First steps – immediate action
- Switch site to maintenance mode, check you know how to do this. Maintenance mode logs out any users.*
- If you cannot do this contact your web developer straight away and ask them to do this, or remove access
Who to contact
- Contact your web developer as soon as you can
- Contact your host if they are different business/organisation
Generally, they will review the incident immediately and are likely to roll back the server, then review the code and or database to resolve the issue.
Follow up action
- Understand if it’s the website or database that has been compromised
- Speak with your developers and find out how it happened, understand how they resolved the issue
- Check your website software (e.g. WordPress, Drupal, Joomla etc) is kept up to date
- Change any admin passwords for the site, and for FTP access
- Run a security checking program on the site – e.g. Security Review or Hacked module for Drupal, Sucuri for WordPress.

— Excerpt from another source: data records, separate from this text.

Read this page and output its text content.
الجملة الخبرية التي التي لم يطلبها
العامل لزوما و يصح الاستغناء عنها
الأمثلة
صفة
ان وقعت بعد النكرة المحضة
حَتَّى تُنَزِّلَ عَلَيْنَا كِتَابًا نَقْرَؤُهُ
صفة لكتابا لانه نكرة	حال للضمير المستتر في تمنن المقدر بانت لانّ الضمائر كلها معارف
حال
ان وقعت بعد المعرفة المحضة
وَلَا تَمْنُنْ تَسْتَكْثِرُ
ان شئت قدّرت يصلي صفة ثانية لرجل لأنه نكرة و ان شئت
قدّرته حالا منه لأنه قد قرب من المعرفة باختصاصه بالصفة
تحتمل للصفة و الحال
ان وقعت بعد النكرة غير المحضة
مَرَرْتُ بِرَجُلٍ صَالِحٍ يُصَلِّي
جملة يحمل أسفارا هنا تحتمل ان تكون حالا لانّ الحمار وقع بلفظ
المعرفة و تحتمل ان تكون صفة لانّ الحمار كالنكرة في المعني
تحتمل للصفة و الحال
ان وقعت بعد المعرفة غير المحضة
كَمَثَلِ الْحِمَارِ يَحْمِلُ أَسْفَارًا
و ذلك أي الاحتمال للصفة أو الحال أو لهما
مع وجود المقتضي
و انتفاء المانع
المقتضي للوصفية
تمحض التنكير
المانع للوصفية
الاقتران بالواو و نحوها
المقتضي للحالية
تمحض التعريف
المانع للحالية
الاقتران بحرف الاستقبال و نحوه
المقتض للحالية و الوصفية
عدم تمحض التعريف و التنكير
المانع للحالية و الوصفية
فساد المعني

- Has any sensitive data been taken? If so, you need to inform the ICO (website contact here) and every individual
- Has other valuable, or useful information been stolen, like passwords to your site? Users tend to use similar passwords
- Ensure you force password changes to users the next time they visit your site and inform users to change passwords on other sites if they are similar to ones used on your site
- Expect a second attack and be prepared -Review the changes made, are there any other ways to prevent a further attack and check your backup copy
- Inform Action Fraud (website contact here)
- Consider whether you need a 3rd party security audit/review
*If you can, block access via the server e.g. for Apache use .htaccess file to block all except your own IP. Often this can be done via your Control Panel, so you don’t necessarily need to use ftp. If you have Cpanel or similar, learn how to do this.